Here's What a Final 8-Team NFL Playoff Picked by Committee Would Look Like

Here's What a Final 8-Team NFL Playoff Picked by Committee Would Look Like


Here's What a Final 8-Team NFL Playoff Picked by Committee Would Look Like

Last month, we looked at what an 8-team NFL playoff selected by committee using the same principles used to fill the College Football Playoff would look like. Those results:

  1. Dallas Cowboys vs. 8. Atlanta Falcons
  2. Oakland Raiders vs. 7. Detroit Lions
  3. New England Patriots vs. 6. Denver Broncos
  4. Seattle Seahawks vs. 5. Kansas City Chiefs

With the NFL regular season now complete, let’s revisit. In short, things are drastically different.

The most important stat for the college football committee is the most basic, win-loss record.

1. New England Patriots 14-2

2. Dallas Cowboys 13-3

T3. Kansas City Chiefs 12-4

T3. Oakland Raiders 12-4

T5. Atlanta Falcons 11-5

T5. Pittsburgh Steelers 11-5

T5. New York Giants 11-5

8. Seattle Seahawks 10-5-1

T9. Green Bay Packers 10-6

T9. Miami Dolphins 10-6

T11. Houston Texans 9-7

T11. Detroit Lions 9-7

The first two seeds are obvious, with the Patriots at No. 1 and Cowboys at No. 2. The Chiefs have the clear edge over the Raiders for No. 3 by virtue of winning both head-to-head matchups and the division. More on Oakland in a bit.

The next thing to look at as things get a bit murkier is strength of victory.

Oakland (85) and the Giants (80) have higher SOV than division winners Atlanta (79.5) and Pittsburgh (74.5). Through three years, the College Football Playoff selection committee has picked just one team (Ohio State this year) that failed to win its conference, suggesting that the gulf in talent and resume must be significant in order to overlook this negative.

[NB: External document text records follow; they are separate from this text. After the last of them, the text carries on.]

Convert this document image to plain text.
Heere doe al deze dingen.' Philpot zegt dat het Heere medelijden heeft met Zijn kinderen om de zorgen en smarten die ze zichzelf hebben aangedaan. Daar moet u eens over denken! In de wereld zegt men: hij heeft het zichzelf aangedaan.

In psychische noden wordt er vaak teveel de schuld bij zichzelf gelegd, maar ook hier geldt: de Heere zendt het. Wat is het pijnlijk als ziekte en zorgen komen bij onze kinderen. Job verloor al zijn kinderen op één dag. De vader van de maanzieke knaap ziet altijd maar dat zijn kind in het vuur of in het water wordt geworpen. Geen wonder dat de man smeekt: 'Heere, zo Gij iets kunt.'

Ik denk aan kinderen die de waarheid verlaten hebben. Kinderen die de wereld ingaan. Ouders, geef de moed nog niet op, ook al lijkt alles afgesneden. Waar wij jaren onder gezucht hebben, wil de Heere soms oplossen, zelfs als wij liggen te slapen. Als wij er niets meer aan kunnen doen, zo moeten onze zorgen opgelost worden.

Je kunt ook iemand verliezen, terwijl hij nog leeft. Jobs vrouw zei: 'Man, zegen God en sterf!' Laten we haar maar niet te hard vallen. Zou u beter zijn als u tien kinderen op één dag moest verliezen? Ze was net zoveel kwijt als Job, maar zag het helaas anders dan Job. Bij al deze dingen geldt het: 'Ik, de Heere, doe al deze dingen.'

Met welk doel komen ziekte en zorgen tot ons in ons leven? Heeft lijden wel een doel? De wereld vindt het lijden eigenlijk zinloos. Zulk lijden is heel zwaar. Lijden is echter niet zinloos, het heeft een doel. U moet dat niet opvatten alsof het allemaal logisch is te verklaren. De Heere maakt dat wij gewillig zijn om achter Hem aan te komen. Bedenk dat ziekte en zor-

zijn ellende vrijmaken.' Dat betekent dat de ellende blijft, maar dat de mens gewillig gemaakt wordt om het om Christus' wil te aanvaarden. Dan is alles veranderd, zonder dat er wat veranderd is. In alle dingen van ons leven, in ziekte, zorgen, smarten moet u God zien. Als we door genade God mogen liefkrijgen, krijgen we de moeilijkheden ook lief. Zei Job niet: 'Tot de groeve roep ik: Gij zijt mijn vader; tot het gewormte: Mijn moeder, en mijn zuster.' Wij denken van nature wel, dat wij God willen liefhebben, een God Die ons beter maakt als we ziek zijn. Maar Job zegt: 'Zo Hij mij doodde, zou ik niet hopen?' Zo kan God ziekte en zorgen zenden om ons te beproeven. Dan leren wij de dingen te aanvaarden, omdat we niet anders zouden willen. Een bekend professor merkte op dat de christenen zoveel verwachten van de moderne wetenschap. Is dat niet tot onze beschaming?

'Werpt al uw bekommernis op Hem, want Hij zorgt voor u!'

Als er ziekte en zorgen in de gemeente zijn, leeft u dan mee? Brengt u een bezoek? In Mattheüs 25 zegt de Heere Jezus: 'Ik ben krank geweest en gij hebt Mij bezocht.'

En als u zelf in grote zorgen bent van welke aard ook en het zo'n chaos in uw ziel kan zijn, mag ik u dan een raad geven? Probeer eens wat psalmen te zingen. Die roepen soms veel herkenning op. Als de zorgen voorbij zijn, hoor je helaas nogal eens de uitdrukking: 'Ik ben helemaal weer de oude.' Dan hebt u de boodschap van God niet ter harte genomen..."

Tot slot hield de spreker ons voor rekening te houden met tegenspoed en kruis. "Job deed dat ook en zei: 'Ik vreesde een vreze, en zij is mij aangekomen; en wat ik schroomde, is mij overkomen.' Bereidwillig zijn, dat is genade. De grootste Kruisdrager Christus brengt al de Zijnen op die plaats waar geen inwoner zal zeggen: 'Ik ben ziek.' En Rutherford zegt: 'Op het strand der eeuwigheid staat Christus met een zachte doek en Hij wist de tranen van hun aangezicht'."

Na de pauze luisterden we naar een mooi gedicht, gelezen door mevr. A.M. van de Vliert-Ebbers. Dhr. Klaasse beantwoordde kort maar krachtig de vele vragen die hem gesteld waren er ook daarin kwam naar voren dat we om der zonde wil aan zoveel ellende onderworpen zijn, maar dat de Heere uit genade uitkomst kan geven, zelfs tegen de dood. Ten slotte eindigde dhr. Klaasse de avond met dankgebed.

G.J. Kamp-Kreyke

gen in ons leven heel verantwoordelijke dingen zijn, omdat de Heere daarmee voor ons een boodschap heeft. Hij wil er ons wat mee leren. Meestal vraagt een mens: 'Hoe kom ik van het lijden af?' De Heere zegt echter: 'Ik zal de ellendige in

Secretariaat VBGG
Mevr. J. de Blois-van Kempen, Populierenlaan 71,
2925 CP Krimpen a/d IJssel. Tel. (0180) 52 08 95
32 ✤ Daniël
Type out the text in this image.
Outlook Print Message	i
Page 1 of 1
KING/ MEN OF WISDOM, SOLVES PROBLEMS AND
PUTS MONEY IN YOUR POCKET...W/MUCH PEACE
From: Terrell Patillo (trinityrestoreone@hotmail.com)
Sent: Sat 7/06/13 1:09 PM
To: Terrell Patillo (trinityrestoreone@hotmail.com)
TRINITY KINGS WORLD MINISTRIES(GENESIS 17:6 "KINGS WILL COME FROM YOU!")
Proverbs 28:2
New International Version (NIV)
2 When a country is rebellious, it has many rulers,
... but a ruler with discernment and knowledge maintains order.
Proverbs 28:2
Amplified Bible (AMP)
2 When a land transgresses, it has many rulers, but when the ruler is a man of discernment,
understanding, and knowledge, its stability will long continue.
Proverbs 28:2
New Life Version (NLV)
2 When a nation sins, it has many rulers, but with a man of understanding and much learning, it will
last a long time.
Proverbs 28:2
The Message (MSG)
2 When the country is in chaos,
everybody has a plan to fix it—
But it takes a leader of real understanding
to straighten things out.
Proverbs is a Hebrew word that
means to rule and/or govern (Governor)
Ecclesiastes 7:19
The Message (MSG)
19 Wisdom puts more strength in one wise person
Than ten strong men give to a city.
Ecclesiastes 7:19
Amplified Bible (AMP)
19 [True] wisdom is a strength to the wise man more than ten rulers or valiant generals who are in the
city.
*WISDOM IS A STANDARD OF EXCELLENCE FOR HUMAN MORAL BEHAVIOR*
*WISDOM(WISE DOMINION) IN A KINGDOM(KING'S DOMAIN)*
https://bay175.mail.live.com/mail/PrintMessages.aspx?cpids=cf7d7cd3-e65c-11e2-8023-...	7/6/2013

It’s difficult to believe a wild-card team would be rewarded with homefield advantage in this hypothetical 8-team scenario. The Falcons have played a slightly more difficult schedule than the Steelers and have four wins over .500-plus teams. It may not be fair to knock Pittsburgh for a close game in overtime in the season finale against Cleveland with backups, but it happened. The Falcons get the No. 4 spot and a home game against the No. 5 Steelers.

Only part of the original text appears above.